Wednesday, July 15, 2009
Happy Bastille Day
We woke up and prepared to go on the bike tour we had been looking forward to for a few days. Some of us showered ad we put on shorts and shoes for the four-hour ride. We were ready by 9:30 and then headed out for our hour hike to the Eiffel Tower. After picking up Danishes for breakfast we quickly realized something was odd, there were armed guards, police and military personnel everywhere and roads were blocked off all the way to the Eiffel tower. It was Bastille Day, like the United States 4th of July. So we kept walking to see the parade, knowing that the bike tour was not going to happen. After another 15 minutes of walking we ran into the throngs of people with the same idea as us.
There were hundreds of thousands of people packed onto the Chance Eelyses for the parade. We walked past Prada Valentino, Gucci, Dolce and Gabanna to the main street where military decked the roads up to the Arche de Triumphe. At a little after 10 the planes started to fly and out on their show while the band played the French national anthem. It was a fantastic show and massive planes sped overhead, dispelling red, white, and blue smoke behind them. We decided a river tour would be cool on Bastille day and had to take a massive detour to cross the river because everything was closed off for the parade. When we walked across the bridge to the Eiffel tower the sky was dotted with helicopters all over the place. Occasionally they would fly over the bridge and it seemed like a scene from Independence Day, being on a bridge overlooking the Eiffel tower with massive low flying army helicopters coming at us.
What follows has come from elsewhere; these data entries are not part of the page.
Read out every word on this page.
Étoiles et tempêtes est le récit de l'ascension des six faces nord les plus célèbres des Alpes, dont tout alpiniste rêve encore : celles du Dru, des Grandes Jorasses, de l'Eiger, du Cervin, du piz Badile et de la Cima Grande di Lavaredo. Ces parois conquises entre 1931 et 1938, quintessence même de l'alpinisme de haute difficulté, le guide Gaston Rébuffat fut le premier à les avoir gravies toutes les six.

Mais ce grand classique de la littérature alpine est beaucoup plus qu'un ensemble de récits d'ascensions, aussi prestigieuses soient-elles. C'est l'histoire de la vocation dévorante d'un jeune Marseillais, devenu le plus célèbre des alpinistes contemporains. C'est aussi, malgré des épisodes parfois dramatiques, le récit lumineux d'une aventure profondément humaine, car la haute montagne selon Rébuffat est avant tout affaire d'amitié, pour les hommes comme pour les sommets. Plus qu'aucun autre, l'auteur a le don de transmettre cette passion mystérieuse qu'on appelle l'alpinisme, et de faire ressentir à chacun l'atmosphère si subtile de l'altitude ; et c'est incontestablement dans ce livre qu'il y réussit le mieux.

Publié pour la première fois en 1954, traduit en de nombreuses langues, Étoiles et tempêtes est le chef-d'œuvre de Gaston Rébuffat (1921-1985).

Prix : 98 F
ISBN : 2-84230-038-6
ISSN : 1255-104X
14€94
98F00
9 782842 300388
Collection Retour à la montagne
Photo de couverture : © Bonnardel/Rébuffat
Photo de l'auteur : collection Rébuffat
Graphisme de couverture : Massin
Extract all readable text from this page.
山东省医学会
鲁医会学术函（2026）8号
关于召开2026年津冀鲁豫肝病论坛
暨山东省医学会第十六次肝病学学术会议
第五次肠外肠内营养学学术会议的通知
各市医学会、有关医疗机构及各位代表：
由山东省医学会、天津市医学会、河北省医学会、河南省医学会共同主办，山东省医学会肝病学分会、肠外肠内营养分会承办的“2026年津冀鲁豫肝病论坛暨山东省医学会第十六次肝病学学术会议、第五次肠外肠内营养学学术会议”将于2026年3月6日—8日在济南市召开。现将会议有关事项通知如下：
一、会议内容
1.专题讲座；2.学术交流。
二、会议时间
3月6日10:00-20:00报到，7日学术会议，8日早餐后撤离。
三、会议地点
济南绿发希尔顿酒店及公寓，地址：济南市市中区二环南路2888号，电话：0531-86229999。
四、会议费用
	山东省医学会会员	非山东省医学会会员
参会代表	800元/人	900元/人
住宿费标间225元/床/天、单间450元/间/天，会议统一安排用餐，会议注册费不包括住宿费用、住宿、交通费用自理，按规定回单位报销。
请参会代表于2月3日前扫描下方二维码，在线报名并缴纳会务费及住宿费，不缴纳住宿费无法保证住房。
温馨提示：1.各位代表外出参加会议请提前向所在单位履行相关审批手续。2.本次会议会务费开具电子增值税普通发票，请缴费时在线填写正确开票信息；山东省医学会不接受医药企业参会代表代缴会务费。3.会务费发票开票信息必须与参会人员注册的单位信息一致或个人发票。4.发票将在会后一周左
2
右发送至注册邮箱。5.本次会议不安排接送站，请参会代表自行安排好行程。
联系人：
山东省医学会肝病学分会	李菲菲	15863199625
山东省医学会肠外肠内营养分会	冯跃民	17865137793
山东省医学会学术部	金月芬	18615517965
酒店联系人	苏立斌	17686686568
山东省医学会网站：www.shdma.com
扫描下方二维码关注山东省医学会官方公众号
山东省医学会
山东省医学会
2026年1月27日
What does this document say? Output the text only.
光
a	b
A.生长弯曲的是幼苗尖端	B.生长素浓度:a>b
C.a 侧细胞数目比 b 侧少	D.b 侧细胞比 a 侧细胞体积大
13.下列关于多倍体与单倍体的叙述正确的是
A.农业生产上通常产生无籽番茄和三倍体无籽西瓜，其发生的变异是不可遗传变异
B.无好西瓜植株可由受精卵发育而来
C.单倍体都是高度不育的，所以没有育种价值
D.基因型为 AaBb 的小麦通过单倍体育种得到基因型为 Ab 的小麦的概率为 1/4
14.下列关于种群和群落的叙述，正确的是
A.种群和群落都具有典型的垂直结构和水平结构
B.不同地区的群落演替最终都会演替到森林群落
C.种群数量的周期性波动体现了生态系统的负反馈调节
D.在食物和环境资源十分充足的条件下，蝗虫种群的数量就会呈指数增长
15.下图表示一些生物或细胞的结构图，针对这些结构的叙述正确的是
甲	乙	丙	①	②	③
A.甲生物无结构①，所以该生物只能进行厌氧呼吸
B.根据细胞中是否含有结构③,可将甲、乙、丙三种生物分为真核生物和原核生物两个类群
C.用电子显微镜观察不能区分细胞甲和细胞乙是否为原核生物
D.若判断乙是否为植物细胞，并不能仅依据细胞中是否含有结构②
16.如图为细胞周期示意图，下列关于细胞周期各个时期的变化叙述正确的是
We took the tour at 12 where we got on a boat for an hour and saw almost the entire city by water. An earpiece told us the history and background of Paris and we learned about the massive history and cultural perspective of Parisian life. We saw the Lourve, Notre Dame, Eiffel Tower, and many other buildings we will hopefully pass again on the bike tour and get closer too.
After the bike tour we hiked back to the hotel where we took a nap, hiking about 3 miles each way to get to the center of tow can be exhausting. At around 6 we got back up again and headed out for dinner at an outdoor café. The café’s are arranged differently than in the United States. Instead of sitting across from the person you are eating with all the chairs are angled toward the street, as though it’s a runway and all the passersby are there to people watch. It’s unnerving to pass by a crowded café and have 40 sets of eyes direct themselves at you. But we had a fabulous dinner, we were all starving, and not a speck of food was on anyone’s plate when we finished.
We walked, yet again, to the Eiffel Tower, and fought our way to a good spot to watch the fireworks show. We sat there for over an hour taking with people and having a good time, Tarah had wine and other people brought other things and we waited for it to get dark. At 10:45 the most amazing fireworks show began. Yes, many people can say they have seen great fireworks shows, but who can say they have seen fireworks shows off the Eiffel Tower on the French Independence day. The show lasted for half an hour till the grand finale with massive red, white, and blue fireworks and a twinkling Eiffel Tower.
The amount of people was amazing. The streets were overrun once the show stopped and cars and Vespas had no way of moving without running over pedestrians everywhere. I guess it would be like 4th of July in D.C. We walked back to the main street and found a McDonalds where people could use the bathroom, we thought about getting food but the line was not even a line, it was a massive throng of people as though they had announced the re-release of beanie babies in McDonalds Happy Meals and all of Paris wanted one.
We made it back to the hotel at around 1, tired and hungry and excited for the bike tour tomorrow as well as the release of the new Harry Potter movie.